Het hoger beroep is ongegrond verklaard en de uitspraak van de rechtbank is bevestigd. De minister hoeft geen proceskosten te vergoeden. De uitspraak is gedaan door mr. J.C.A. de Poorter, lid van de enkelvoudige kamer, in tegenwoordigheid van mr. E.L. Iedema, griffier.

Uitspraak

202203412/1/V2.
Datum uitspraak: 23 september 2024
AFDELING
BESTUURSRECHTSPRAAK
Uitspraak met toepassing van artikel 8:54, eerste lid, van de Algemene wet bestuursrecht op het hoger beroep van:
[de vreemdeling],
appellante,
tegen de uitspraak van de rechtbank Den Haag, zittingsplaats Middelburg, van 10 mei 2022 in zaak nr. NL21.18357 in het geding tussen:
de vreemdeling
en
de minister van Asiel en Migratie.
Procesverloop
Bij besluit van 21 februari 2020 heeft de staatssecretaris van Justitie en Veiligheid een aanvraag om de vreemdeling een machtiging tot voorlopig verblijf te verlenen, afgewezen.

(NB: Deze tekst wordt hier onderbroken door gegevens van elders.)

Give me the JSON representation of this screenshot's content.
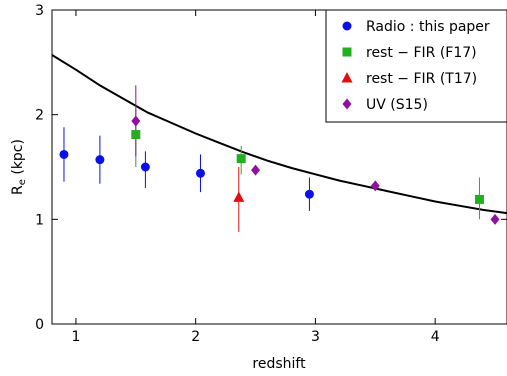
{
  "chart_data": {
    "type": "scatter",
    "xlabel": "redshift",
    "ylabel": "R",
    "ylabel_sub": "e",
    "ylabel_unit": " (kpc)",
    "xlim": [
      0.8,
      4.6
    ],
    "ylim": [
      0,
      3
    ],
    "xticks": [
      1,
      2,
      3,
      4
    ],
    "yticks": [
      0,
      1,
      2,
      3
    ],
    "grid": false,
    "legend_position": "top-right",
    "series": [
      {
        "name": "Radio :  this paper",
        "marker": "circle",
        "color": "#0a10e6",
        "points": [
          {
            "x": 0.9,
            "y": 1.62,
            "lo": 1.36,
            "hi": 1.88
          },
          {
            "x": 1.2,
            "y": 1.57,
            "lo": 1.34,
            "hi": 1.8
          },
          {
            "x": 1.58,
            "y": 1.5,
            "lo": 1.3,
            "hi": 1.65
          },
          {
            "x": 2.04,
            "y": 1.44,
            "lo": 1.26,
            "hi": 1.62
          },
          {
            "x": 2.95,
            "y": 1.24,
            "lo": 1.08,
            "hi": 1.4
          }
        ]
      },
      {
        "name": "rest − FIR (F17)",
        "marker": "square",
        "color": "#20b020",
        "points": [
          {
            "x": 1.5,
            "y": 1.81,
            "lo": 1.5,
            "hi": 2.05
          },
          {
            "x": 2.38,
            "y": 1.58,
            "lo": 1.43,
            "hi": 1.7
          },
          {
            "x": 4.37,
            "y": 1.19,
            "lo": 1.0,
            "hi": 1.4
          }
        ]
      },
      {
        "name": "rest − FIR (T17)",
        "marker": "triangle",
        "color": "#e01010",
        "points": [
          {
            "x": 2.36,
            "y": 1.21,
            "lo": 0.88,
            "hi": 1.5
          }
        ]
      },
      {
        "name": "UV (S15)",
        "marker": "diamond",
        "color": "#9010a0",
        "points": [
          {
            "x": 1.5,
            "y": 1.94,
            "lo": 1.6,
            "hi": 2.28
          },
          {
            "x": 2.5,
            "y": 1.47,
            "lo": 1.47,
            "hi": 1.47
          },
          {
            "x": 3.5,
            "y": 1.32,
            "lo": 1.32,
            "hi": 1.32
          },
          {
            "x": 4.5,
            "y": 1.0,
            "lo": 1.0,
            "hi": 1.0
          }
        ]
      }
    ],
    "curve": {
      "color": "#000000",
      "points": [
        [
          0.8,
          2.57
        ],
        [
          1.0,
          2.43
        ],
        [
          1.2,
          2.28
        ],
        [
          1.4,
          2.15
        ],
        [
          1.6,
          2.02
        ],
        [
          1.8,
          1.92
        ],
        [
          2.0,
          1.82
        ],
        [
          2.2,
          1.73
        ],
        [
          2.4,
          1.64
        ],
        [
          2.6,
          1.56
        ],
        [
          2.8,
          1.49
        ],
        [
          3.0,
          1.43
        ],
        [
          3.2,
          1.37
        ],
        [
          3.4,
          1.32
        ],
        [
          3.6,
          1.27
        ],
        [
          3.8,
          1.22
        ],
        [
          4.0,
          1.17
        ],
        [
          4.2,
          1.13
        ],
        [
          4.4,
          1.09
        ],
        [
          4.6,
          1.06
        ]
      ]
    }
  }
}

Bij besluit van 11 november 2021 heeft de staatssecretaris het daartegen door de vreemdeling gemaakte bezwaar opnieuw ongegrond verklaard.
Bij uitspraak van 10 mei 2022 heeft de rechtbank het daartegen door de vreemdeling ingestelde beroep ongegrond verklaard.
Tegen deze uitspraak heeft de vreemdeling, vertegenwoordigd door mr. J.W. van de Wege, advocaat te Tilburg, hoger beroep ingesteld.
Overwegingen
1.       Het hoger beroep leidt niet tot vernietiging van de uitspraak van de rechtbank. De vreemdeling betoogt in de eerste grief dat de minister in het besluit een te strakke leeftijdsgrens heeft gehanteerd. Uit de uitspraak van 29 mei 2024, ECLI:NL:RVS:2024:2146, onder 11.1, volgt dat de minister bij de beoordeling of een vreemdeling onder het jongvolwassenenbeleid valt, niet mag volstaan met een enkele verwijzing naar de leeftijd, maar steeds een op het geval toegespitste beoordeling moet maken en daarbij alle van belang zijnde aspecten kenbaar mee moet wegen. De rechtbank heeft terecht overwogen dat uit de besluitvorming volgt dat de minister aan de hand van de omstandigheden die de vreemdeling heeft aangevoerd, heeft beoordeeld of zij als jongvolwassene moet worden aangemerkt. Daarbij heeft hij niet slechts op haar leeftijd gewezen, maar een op het geval toegespitste beoordeling gemaakt.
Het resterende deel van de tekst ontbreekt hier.